The answer is :
doc.xpath("//a[starts-with(text(), 'some')]")
This is the simplest. Usually the simplest is the fast and best.
Suppose we have the following xml and we read it to doc.
from lxml import etree
s="""
<html>
<head><title>Page Title</title></head>
<body>
<a href="www.example.com">some text</a>
<a href="www.example.com">some text2</a>
<a href="www.example.com">ends with some text2</a>
<a href="www.example.com">other text1</a>
<a href="www.example.com">other text2</a>
</body>
</html>
"""
doc=etree.fromstring(s)
We than test the speed of the three ways mentioned in previous answers.
time |
statement |
39.8 µs |
doc.xpath("//a[re:match(text(), '^some')]", namespaces={'re': 'http://exslt.org/regular-expressions'}) |
29.3 µs |
doc.xpath("//a[re:test(text(), '^some')]", namespaces={'re': 'http://exslt.org/regular-expressions'}) |
16.7 µs |
doc.xpath("//a[starts-with(text(), 'some')]") |
According to the official website here, re:match return an object while re:test only returns a boolean. My guess is re:match must be more complicate than re:test. And when the return value is an object instead of a boolean, more space/memory is needed and so it takes more time to allocate the memory. That is why re:test is faster than re:match. So I am thinking if you just want to check whether a string match a pattern, re:test is enough. Another regular expression function is replace. If you are like me who uses xpath massively in work you should read the document thoroughly likewise. This answers the title of this question, how to use regular expression in lxml xpath.
But regular expression should only be used when simple string functions cannot solve the problem. In your specific case, all that you need is the starts-with function.

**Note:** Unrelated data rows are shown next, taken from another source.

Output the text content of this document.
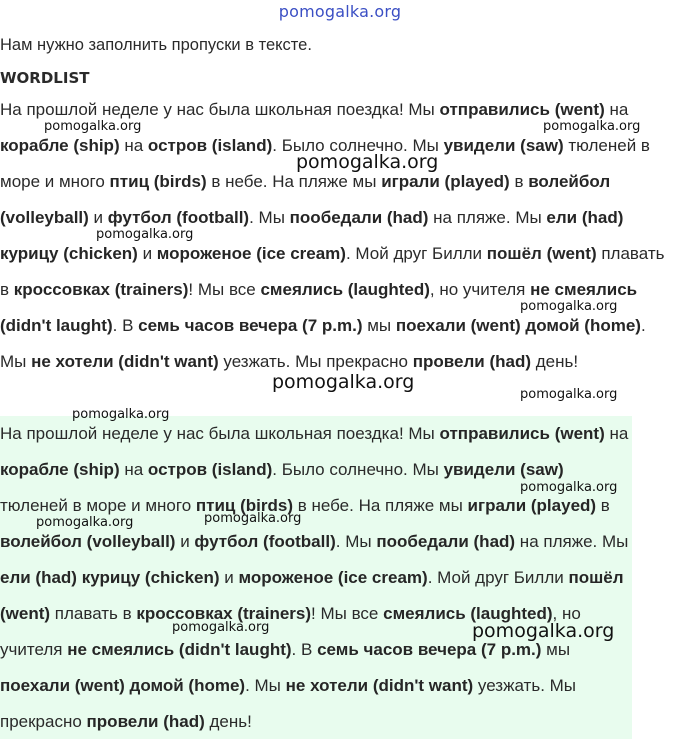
pomogalka.org
Нам нужно заполнить пропуски в тексте.
WORDLIST

На прошлой неделе у нас была школьная поездка! Мы отправились (went) на корабле (ship) на остров (island). Было солнечно. Мы увидели (saw) тюленей в море и много птиц (birds) в небе. На пляже мы играли (played) в волейбол (volleyball) и футбол (football). Мы пообедали (had) на пляже. Мы ели (had) курицу (chicken) и мороженое (ice cream). Мой друг Билли пошёл (went) плавать в кроссовках (trainers)! Мы все смеялись (laughted), но учителя не смеялись (didn't laught). В семь часов вечера (7 p.m.) мы поехали (went) домой (home). Мы не хотели (didn't want) уезжать. Мы прекрасно провели (had) день!

На прошлой неделе у нас была школьная поездка! Мы отправились (went) на корабле (ship) на остров (island). Было солнечно. Мы увидели (saw) тюленей в море и много птиц (birds) в небе. На пляже мы играли (played) в волейбол (volleyball) и футбол (football). Мы пообедали (had) на пляже. Мы ели (had) курицу (chicken) и мороженое (ice cream). Мой друг Билли пошёл (went) плавать в кроссовках (trainers)! Мы все смеялись (laughted), но учителя не смеялись (didn't laught). В семь часов вечера (7 p.m.) мы поехали (went) домой (home). Мы не хотели (didn't want) уезжать. Мы прекрасно провели (had) день!

pomogalka.org	pomogalka.org
pomogalka.org
pomogalka.org
pomogalka.org
pomogalka.org
pomogalka.org
pomogalka.org
pomogalka.org
pomogalka.org
pomogalka.org
pomogalka.org	pomogalka.org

The time complicity is only O(n), n is the length of the second string. While using regular expression, the algorithm is more complicated. Thus more time is spent.
More about this topic:
from xpath 2.0, regular expression will be available without using exslt. But lxml only support xpath 1.0.
here is the w3 website:
https://www.w3.org/TR/xpath-functions/#string.match